Following an introduction by the chair, Ambassador Juan Ramón de la Fuente of Mexico, Modirzadeh brought attention to the implications of state silence in this area. Her “core message” was that, “despite the significant stakes in this debate for all members of the international community, the law governing self-defense is being shaped and applied in counterterrorism contexts without the active and routine participation of the vast majority of states.” For Modirzadeh, this situation is unsatisfactory, and she urged all states to address it as a matter of priority to effectively maintain international peace and security.

Under Article 51 of the UN Charter, member states are required to report their self-defense measures to the Security Council immediately. In recent years, there has been an increase in reports claiming the right of self-defense against non-state actors, such as the Islamic State of Iraq and Syria, in foreign counterterrorism contexts without the territorial state’s consent or the Security Council’s authorization. Modirzadeh discussed these developments and the potential legal effects if other states or the Security Council do not respond to these reports.

Modirzadeh’s briefing was based partly on a 2019 HLS PILAC report titled “Quantum of Silence: Inaction and Jus ad Bellum,” which she co-authored with  HLS PILAC Faculty Director Gabriella Blum ’01 S.J.D. ’03, Rita E. Hauser Professor of Human Rights and Humanitarian Law, and Dustin A. Lewis, the program’s research director.

In her remarks, Modirzadeh also drew on the catalogue of more than 400 apparent Article 51 self-defense communications submitted to the Security Council from 1945 through 2018. The catalogue was edited by Lewis with contributions from fourteen HLS PILAC research assistants — Lindsay Bailey, Emma Broches, Laura Clark, Sonia Chakrabarty, Thejasa Jayachandran, Daniel Levine-Spound, Sarah Libowsky, Samantha Lint, Yang Liu, Carolina Silva-Portero, Shira Shamir, William Ossoff, Tamsin Parzen, and Shanelle Van — and with research support from Jennifer Allison, J. Bridget Reischer, and Caroline Walters of the HLS Library.

Prior to the report’s publication, HLS PILAC analysts had explored the legal and policy issues over several years.
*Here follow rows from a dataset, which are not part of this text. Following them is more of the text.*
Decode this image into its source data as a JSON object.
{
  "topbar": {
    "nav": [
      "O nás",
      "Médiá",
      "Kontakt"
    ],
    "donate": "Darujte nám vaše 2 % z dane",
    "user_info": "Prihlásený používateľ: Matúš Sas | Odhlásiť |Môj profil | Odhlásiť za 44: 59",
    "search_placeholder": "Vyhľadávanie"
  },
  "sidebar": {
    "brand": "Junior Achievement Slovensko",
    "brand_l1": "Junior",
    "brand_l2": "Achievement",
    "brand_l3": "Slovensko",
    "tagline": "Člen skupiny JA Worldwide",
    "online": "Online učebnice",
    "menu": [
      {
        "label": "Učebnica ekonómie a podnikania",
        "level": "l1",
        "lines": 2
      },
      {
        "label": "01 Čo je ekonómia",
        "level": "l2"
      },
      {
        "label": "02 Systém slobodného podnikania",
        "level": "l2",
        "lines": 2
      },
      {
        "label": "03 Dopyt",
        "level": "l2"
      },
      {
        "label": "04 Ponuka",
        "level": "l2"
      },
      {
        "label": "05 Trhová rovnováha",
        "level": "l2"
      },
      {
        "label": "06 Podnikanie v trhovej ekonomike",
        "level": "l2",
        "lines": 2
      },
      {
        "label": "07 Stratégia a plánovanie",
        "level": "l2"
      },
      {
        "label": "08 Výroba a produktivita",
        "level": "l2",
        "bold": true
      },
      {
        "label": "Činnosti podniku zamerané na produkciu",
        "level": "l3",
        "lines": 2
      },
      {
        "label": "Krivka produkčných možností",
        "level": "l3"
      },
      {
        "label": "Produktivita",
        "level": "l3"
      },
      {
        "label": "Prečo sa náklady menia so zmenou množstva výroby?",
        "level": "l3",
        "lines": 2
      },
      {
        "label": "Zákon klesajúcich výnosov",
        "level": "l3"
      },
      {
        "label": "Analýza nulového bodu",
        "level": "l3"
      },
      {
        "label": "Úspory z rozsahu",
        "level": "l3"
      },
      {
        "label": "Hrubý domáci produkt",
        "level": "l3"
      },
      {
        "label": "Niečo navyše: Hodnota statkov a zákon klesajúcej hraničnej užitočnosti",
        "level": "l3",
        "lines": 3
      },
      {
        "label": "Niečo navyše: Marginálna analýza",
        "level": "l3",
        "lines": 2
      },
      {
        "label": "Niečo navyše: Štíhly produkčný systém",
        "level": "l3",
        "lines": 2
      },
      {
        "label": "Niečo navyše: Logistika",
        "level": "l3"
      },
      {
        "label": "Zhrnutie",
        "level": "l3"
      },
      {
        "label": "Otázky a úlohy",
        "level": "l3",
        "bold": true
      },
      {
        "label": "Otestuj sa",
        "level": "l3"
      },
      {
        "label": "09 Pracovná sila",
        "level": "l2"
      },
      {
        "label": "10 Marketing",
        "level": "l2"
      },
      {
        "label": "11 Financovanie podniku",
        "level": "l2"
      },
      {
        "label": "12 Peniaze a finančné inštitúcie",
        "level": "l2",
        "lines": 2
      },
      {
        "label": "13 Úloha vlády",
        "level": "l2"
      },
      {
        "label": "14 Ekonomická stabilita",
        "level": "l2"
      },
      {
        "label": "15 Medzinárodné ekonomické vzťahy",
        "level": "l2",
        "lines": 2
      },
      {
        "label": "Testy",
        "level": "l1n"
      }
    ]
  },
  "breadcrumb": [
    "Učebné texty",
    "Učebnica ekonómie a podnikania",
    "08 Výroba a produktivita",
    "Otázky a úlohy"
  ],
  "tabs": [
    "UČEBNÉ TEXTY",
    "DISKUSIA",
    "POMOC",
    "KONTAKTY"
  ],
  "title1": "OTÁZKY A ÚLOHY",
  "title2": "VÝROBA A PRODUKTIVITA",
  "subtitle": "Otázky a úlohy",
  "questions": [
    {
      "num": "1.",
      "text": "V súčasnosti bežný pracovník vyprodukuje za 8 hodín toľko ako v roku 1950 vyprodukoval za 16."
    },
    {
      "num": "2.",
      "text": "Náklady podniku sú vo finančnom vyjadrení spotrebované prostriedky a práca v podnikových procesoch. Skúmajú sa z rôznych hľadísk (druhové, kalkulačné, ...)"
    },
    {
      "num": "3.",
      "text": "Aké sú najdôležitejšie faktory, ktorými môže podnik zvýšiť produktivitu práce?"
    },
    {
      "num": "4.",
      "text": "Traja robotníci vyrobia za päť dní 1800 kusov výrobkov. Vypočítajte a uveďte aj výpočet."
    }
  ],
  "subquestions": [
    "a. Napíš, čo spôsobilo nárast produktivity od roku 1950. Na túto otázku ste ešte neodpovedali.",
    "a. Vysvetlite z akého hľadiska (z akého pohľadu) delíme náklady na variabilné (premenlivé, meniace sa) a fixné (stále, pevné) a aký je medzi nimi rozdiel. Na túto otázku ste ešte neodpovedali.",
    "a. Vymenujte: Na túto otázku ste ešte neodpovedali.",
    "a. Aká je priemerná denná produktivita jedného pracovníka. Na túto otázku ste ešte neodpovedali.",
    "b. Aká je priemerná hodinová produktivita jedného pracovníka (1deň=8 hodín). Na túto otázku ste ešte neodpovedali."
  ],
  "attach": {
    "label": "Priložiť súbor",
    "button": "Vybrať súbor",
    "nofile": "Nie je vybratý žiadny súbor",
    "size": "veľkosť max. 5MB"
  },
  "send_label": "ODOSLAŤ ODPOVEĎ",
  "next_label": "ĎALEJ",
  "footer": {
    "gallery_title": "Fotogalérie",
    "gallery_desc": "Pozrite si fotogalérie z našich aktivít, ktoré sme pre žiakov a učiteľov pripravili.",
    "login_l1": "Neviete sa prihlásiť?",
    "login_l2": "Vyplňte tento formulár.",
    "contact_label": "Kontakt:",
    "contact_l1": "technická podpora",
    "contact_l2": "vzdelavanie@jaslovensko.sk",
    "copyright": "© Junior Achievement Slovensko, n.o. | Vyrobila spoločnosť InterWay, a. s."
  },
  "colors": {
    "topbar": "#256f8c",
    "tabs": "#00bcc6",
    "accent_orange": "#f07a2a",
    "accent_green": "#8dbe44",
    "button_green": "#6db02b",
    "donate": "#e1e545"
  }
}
From 2017 to 2019, Modirzadeh gave briefings on provisional research to numerous states’ legal advisers as part of an informal series in New York hosted in collaboration with the Permanent Missions to the UN of Belgium, Liechtenstein, Mexico, Norway, and Switzerland. In the 2019 HLS PILAC report, after arguing for caution in according state silence legal significance, Modirzadeh, Blum, and Lewis urged states to consider more systematically the contexts in which they speak out and those in which they remain silent.

Forty-one UN Members spoke about these issues at the Feb. 24 meeting. States — including China, Iran, Mexico, Norway, Qatar, Russia, and the United States — discussed whether the right of self-defense can be legitimately invoked against non-state actors and whether a lack of a response may constitute acquiescence to claims contained in self-defense reports.

Modirzadeh, whose scholarship and research focus on intersections between the fields of international humanitarian law, international human rights law, and legal frameworks governing terrorism, as well as Islamic law pertaining to protection of civilians, has carried out legal research and policy work concerning several armed conflict situations. She frequently contributes to academic and professional initiatives in the areas of humanitarian action, counterterrorism, and the laws of war.